Il faut recréer un nouvel environnement. Les dirigeants sportifs camerounais, au niveau des fédérations notamment, semblent ne pas savoir ce qu’ils ont à faire. Ils accèdent à des responsabilités en soudoyant les électeurs, créent des pôles de pouvoir qui bravent parfois même l’Etat, et quittent leurs fonctions sans se croire obligés de rendre compte. Il faut résoudre la question des infrastructures. On ne peut pas croire que le Cameroun ne dispose pas de stades capables d’accueillir une coupe d’Afrique des Nations. Si personne n’y prend garde, la crise du sport que nous vivons actuellement peut déclencher une révolution sociale. Il ya eu des cas comme ceux-là dans l’histoire.
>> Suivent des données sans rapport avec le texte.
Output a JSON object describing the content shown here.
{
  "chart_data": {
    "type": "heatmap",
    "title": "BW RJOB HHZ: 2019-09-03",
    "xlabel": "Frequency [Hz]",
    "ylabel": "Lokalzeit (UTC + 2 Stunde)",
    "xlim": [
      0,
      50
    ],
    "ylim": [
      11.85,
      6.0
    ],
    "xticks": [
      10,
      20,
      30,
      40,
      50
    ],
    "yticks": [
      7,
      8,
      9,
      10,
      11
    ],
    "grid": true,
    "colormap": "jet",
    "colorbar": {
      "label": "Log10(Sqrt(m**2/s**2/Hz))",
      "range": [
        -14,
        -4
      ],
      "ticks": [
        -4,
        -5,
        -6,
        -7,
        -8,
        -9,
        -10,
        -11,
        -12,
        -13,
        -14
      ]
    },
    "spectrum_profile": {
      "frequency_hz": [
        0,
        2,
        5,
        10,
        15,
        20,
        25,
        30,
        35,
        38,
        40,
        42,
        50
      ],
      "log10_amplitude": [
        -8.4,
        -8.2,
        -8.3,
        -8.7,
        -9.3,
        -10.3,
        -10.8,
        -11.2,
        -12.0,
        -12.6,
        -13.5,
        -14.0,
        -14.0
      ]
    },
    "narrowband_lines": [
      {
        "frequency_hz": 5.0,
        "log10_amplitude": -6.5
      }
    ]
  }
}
Il est temps de mettre en application les réformes impulsées sous Michel Zoah.


Que recherchiez-vous en commettant cet ouvrage ?

En tant que citoyen de ce pays, il n’ya pas de sujet dont je ne doive pas parler. Le mouvement sportif camerounais est malade. J’ai voulu faire un diagnostic froid de ce qui mine le sport camerounais. C’est dans le même esprit que j’ai écrit « les paradoxes du pays organisateur » pour poser les problèmes qui minent la région du sud. Ce livre permet à chaque Camerounais de comprendre les raisons profondes de comprendre le déclin du mouvement sportif camerounais et propose des pistes pour en sortir. In fine, il interpelle la Conac à s’intéresser à la gestion des fédérations sportives camerounaises qui sont des temples de la corruption.